In allowing the claim, Deputy High Court Judge Glasson considered the duty of candour, and emphasised the need for defendants to co-operate with requests for information from other parties, and to reflect on what is required in particular contexts, if necessary, considering whether there is a need to file evidence to assist the court with a “full and accurate explanation” of its position, if necessary. That a public authority is hard-pressed and has scarce resources cannot excuse it from compliance with the duty of candour and cooperation: at [79].  Compliance with the duty is paramount, and practitioners should be aware of the wider legal and reputational risks associated with potential non-compliance.

Key takeaways from recent developments

Although the application of the duty will be fact-specific to each case, practitioners and public bodies should note the following:

Assuming that the duty has been discharged: Parties need to ensure that they have complied with the extent of the duty. As demonstrated in IAB, disclosure of a document is often not sufficient to discharge the duty, but what is required, is a clear explanation (usually in a witness statement) as to the importance of the document, so that the Judge can understand the full context. In addition, the duty extends to evidence and/or information, which may give rise to additional grounds of challenge, which have not been pleaded.

Preparation at an early stage: it is always helpful to obtain clear and detailed instructions at an early stage, which may assist in identifying the relevant facts and information. For example, factual disputes and/or proportionality issues, may increase the possibility of disclosure requests, and/or disclosure may be necessary to resolve factual issues, particularly when issues are raised in relation to proportionality and/or procedural fairness. Searches of the relevant information can and should be carried out as soon as practicable. Early preparation may also allow potentially relevant documents to be kept, once the litigation is in prospect.

The type of disclosure required: Similarly, as Fordham J explained in the ‘information-too principle’, a breach of the duty can occur if a party has not disclosed a fact (or highlighted the significance of fact or document), and therefore the provision of relevant information is arguably as important, as the provision of relevant documents.
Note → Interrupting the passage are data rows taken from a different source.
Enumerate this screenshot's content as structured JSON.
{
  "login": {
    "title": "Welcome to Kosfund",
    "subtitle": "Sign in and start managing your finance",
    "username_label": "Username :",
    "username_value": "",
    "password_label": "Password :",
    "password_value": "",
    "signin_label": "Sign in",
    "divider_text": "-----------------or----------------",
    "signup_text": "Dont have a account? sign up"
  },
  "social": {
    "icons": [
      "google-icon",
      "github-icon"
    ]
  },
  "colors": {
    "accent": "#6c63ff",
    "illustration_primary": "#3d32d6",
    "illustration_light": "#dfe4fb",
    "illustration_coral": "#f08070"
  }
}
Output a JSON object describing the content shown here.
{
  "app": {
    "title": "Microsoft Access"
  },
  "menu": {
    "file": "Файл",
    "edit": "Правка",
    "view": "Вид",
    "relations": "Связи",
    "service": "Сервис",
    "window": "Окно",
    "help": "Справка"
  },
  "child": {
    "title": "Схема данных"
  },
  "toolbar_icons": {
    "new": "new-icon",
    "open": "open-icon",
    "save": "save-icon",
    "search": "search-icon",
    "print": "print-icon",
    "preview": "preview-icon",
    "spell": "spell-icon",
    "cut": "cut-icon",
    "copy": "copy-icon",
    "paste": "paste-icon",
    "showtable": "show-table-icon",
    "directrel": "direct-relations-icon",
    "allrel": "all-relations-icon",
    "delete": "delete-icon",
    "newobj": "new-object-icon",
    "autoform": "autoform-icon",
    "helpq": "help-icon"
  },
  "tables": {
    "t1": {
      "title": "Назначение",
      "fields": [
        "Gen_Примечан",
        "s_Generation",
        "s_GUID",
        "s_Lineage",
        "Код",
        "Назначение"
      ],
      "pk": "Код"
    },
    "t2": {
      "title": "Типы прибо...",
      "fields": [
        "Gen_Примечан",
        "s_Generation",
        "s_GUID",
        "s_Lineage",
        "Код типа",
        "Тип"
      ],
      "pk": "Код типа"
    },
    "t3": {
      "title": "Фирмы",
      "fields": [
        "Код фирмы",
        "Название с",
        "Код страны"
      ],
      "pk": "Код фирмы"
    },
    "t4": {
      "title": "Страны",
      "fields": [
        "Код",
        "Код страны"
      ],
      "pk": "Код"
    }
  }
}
Disclosure statements: whilst disclosure statements are not mandatory, it is often useful to provide a voluntary statement in complex cases.
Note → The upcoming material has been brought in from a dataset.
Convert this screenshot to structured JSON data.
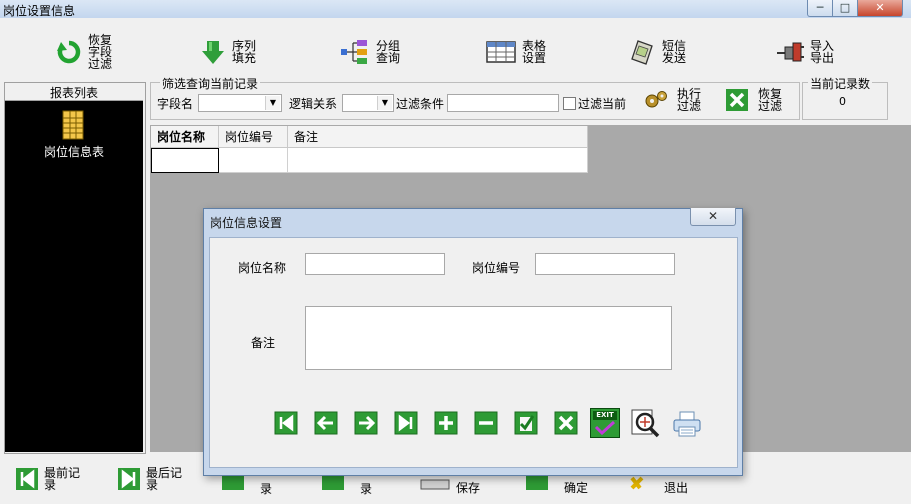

Redactions and confidentiality: notwithstanding the principles identified in IAB, any redactions undertaken should be in compliance with the principles identified in IAB. In addition, it is also good practice to notify third parties about whom confidential information may be disclosed, prior to the disclosure, in order to given them an opportunity to consent or object.

India Flanagan and Jack Barber are barristers at Cornerstone Barristers.
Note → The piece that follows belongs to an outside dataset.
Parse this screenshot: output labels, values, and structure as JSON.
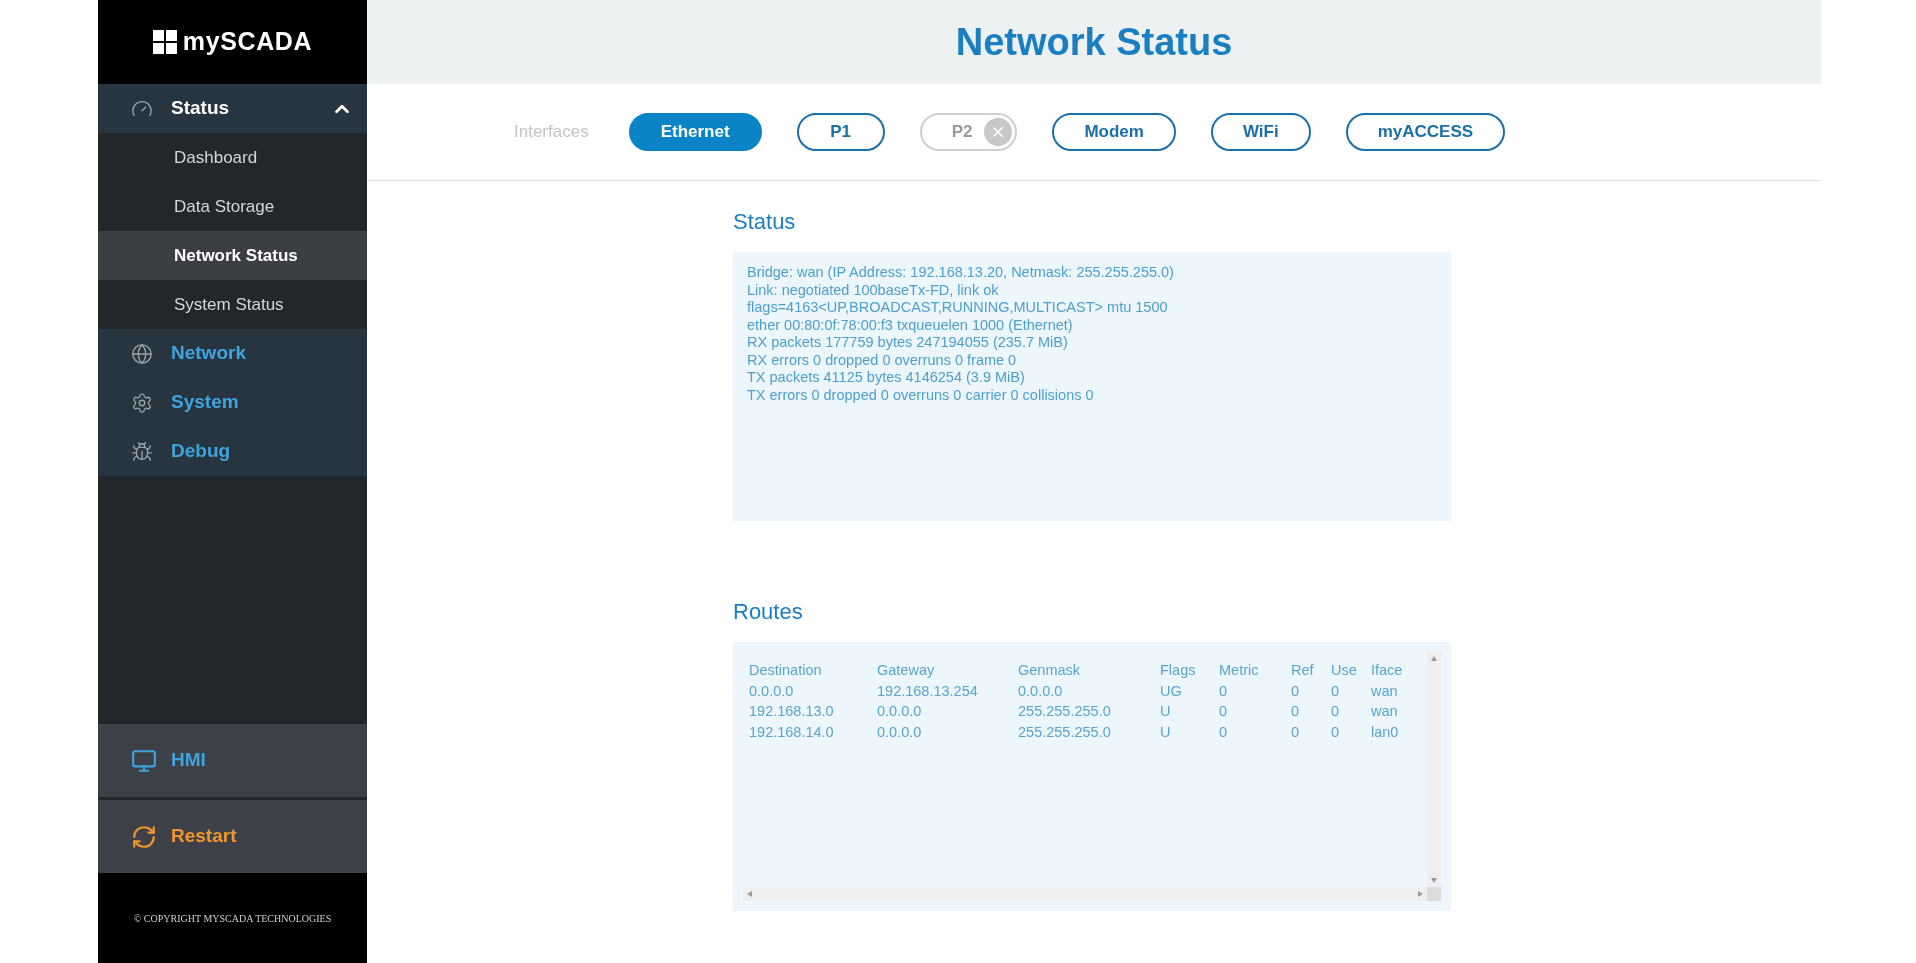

  • [1] Administrative Court Guide 2023, para. 2.1.3.2
  • [2] CPR 54A PD 10.1; Administrative Court Guide 2023, para. 7.6.1
  • [3] R (on the application of Quark Fishing Ltd) v Secretary of State for Foreign and Commonwealth Affairs (No.1) [2002] EWCA Civ 1409per Laws LJ at [50]
  • [4] Although the judgement related to a permission decision, Fordham J confirmed that it can be citable (as per the Practice Direction (Citation of Authorities) [2001] 1 WLR 1001).
  • [5] Note, the JR Guide 2022 is updated annually, and a more recent iteration has been published since this decision.
  • [6] These draft regulations were withdrawn on the eve of the substantive hearing of the underlying judicial review to the draft regulations, and the Secretary of State has decided not to pursue its policy of exempting asylum seekers from HMO licensing requirements. The Secretary of State was ordered to pay the claimants’ costs on an indemnity basis.